La troisième proposition du rapport tend à aligner la durée de la formation initiale des surveillants sur celle des gardiens de la paix, afin d’améliorer la professionnalisation de l’ensemble de la filière. Cette recommandation procède d’une philosophie louable. Néanmoins, une telle réforme nécessiterait des moyens financiers et humains significatifs, au risque de rester un vœu pieux. Pouvez-vous nous éclairer sur les crédits qui seraient nécessaires pour que cette proposition dépasse le stade des mots et entre de plain-pied dans le domaine des actes ?

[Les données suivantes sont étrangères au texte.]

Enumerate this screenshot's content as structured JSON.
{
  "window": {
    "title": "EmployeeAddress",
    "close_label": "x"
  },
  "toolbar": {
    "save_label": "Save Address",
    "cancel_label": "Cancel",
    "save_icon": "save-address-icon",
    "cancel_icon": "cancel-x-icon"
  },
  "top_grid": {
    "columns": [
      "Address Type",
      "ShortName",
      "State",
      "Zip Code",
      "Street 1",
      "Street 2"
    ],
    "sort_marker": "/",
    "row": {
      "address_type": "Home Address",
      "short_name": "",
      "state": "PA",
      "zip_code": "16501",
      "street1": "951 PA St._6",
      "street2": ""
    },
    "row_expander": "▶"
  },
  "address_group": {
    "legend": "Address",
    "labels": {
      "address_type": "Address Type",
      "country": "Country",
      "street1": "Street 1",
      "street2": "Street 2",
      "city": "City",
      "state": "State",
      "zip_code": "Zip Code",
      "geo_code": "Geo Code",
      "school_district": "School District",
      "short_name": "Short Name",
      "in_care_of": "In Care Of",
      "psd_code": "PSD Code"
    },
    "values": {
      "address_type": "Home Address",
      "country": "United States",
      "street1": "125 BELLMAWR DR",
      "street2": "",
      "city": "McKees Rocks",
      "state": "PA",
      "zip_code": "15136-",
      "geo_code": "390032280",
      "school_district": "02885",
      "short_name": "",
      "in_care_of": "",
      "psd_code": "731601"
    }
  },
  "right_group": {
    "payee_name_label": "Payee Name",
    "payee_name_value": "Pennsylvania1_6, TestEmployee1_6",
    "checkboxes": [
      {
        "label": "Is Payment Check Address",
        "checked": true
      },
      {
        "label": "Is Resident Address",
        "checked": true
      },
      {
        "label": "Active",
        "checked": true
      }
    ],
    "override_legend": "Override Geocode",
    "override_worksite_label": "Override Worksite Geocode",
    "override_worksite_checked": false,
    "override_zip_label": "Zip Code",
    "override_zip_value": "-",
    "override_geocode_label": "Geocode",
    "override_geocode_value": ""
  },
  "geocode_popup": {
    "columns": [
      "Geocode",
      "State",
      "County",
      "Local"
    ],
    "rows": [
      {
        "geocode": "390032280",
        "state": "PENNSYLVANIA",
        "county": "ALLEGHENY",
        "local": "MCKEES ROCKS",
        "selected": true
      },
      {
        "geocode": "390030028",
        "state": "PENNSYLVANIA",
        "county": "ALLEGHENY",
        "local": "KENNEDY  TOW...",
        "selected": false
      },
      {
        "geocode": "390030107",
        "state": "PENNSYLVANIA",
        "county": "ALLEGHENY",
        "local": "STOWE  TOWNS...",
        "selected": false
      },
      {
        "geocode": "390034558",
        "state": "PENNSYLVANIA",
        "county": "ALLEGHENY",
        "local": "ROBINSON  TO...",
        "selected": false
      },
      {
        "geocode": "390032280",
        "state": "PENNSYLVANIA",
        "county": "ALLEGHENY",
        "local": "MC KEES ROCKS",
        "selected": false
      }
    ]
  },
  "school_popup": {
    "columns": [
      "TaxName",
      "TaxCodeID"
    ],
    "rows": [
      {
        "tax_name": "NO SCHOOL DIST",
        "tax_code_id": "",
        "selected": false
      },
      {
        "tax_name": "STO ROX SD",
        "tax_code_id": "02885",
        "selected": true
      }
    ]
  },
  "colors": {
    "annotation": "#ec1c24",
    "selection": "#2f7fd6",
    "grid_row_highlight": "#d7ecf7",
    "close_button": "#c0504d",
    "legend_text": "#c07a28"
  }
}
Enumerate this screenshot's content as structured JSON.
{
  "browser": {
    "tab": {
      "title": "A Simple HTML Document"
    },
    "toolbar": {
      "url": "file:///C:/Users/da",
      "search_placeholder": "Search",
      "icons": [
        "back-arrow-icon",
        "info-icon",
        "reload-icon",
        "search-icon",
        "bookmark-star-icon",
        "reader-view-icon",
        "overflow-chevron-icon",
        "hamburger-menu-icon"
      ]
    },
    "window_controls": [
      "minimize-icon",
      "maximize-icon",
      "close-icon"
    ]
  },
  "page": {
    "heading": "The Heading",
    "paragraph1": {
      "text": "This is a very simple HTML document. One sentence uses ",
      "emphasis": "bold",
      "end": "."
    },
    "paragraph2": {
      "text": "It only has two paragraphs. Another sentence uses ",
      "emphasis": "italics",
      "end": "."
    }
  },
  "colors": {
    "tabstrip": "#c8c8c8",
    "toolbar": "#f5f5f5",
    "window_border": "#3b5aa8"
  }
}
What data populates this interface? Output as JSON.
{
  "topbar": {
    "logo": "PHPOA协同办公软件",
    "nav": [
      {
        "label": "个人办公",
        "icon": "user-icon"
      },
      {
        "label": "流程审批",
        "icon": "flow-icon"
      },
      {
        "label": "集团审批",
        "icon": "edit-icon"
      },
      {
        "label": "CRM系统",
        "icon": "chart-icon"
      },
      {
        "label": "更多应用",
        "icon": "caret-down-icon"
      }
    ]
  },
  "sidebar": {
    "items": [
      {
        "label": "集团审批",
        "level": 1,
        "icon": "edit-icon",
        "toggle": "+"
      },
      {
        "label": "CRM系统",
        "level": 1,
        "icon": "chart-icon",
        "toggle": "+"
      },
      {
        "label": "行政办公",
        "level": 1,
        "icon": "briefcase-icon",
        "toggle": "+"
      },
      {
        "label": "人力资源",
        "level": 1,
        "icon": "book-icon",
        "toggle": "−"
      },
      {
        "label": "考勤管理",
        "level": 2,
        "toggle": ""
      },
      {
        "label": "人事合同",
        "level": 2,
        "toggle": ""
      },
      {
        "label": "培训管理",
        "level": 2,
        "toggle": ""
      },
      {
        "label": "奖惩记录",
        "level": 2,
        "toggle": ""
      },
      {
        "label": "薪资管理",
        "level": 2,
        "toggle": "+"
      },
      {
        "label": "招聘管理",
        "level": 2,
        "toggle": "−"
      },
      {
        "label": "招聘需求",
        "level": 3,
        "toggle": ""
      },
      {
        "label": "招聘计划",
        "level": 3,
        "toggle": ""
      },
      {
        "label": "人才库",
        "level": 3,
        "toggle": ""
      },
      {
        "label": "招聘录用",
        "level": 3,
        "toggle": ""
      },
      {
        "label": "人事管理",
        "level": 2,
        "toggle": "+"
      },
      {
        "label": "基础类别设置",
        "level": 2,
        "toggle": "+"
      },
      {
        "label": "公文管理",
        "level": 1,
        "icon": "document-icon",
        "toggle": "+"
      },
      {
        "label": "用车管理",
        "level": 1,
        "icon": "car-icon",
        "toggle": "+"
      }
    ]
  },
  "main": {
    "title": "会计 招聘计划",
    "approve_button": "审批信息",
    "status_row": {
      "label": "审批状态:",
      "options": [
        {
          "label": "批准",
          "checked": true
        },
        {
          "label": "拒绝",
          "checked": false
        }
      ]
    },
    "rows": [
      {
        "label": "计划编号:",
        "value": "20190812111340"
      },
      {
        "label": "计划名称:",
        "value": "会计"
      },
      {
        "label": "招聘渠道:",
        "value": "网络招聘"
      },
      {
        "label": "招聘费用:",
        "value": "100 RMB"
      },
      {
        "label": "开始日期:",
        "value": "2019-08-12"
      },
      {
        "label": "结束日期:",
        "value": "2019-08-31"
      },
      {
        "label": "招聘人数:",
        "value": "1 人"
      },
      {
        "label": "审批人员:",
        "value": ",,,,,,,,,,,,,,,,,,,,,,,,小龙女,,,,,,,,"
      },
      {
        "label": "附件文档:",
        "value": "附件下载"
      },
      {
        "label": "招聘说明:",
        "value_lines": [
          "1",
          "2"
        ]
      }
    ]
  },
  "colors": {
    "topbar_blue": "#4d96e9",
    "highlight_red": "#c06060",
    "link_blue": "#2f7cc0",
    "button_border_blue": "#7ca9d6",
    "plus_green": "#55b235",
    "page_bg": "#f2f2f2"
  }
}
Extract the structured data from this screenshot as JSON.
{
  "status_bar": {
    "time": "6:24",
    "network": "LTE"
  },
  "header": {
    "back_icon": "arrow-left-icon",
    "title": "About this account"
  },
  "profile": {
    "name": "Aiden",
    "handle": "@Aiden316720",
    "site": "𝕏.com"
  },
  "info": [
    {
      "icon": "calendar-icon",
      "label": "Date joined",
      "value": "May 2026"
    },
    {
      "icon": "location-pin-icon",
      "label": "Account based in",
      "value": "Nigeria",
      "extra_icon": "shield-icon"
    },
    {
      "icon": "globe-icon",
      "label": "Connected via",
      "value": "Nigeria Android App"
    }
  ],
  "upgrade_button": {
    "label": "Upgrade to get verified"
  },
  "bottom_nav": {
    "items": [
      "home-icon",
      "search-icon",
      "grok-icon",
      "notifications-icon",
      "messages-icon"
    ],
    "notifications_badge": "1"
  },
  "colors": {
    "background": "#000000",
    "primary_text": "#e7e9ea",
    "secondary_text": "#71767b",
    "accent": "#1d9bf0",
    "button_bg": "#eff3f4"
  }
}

(Applaudissements sur les bancs du groupe Dem.) La parole est à M. le garde des sceaux. D’abord, monsieur Cubertafon, je suis ravi de vous revoir. Nous nous sommes rencontrés tout à l’heure à Périgueux ; je venais de Bergerac, où nous avons inauguré un centre éducatif fermé. Il y a les mots, et il y a les actes. Vous, c’est beaucoup de mots, peu d’actes ! Ce centre flambant neuf accueillera très prochainement une douzaine de mineurs délinquants et vingt-sept professionnels.
La formation initiale des surveillants est essentielle. Ils sont chargés d’assurer la sécurité de nos concitoyens, dans un milieu particulièrement difficile. Leur autre tâche est de favoriser la réinsertion des publics confiés à l’administration pénitentiaire. Face à ces enjeux, la durée de la formation – six mois de scolarité et douze mois de stage probatoire – et son contenu ont déjà été repensés en 2018. Les enseignements ont été densifiés ; l’accent a été porté sur les aspects fondamentaux du métier de surveillant, avec une part importante accordée aux périodes de stage, pour favoriser la professionnalisation des agents. En outre, cette formation fait l’objet d’adaptations régulières, afin de mieux prendre en considération la diversité des missions d’un surveillant.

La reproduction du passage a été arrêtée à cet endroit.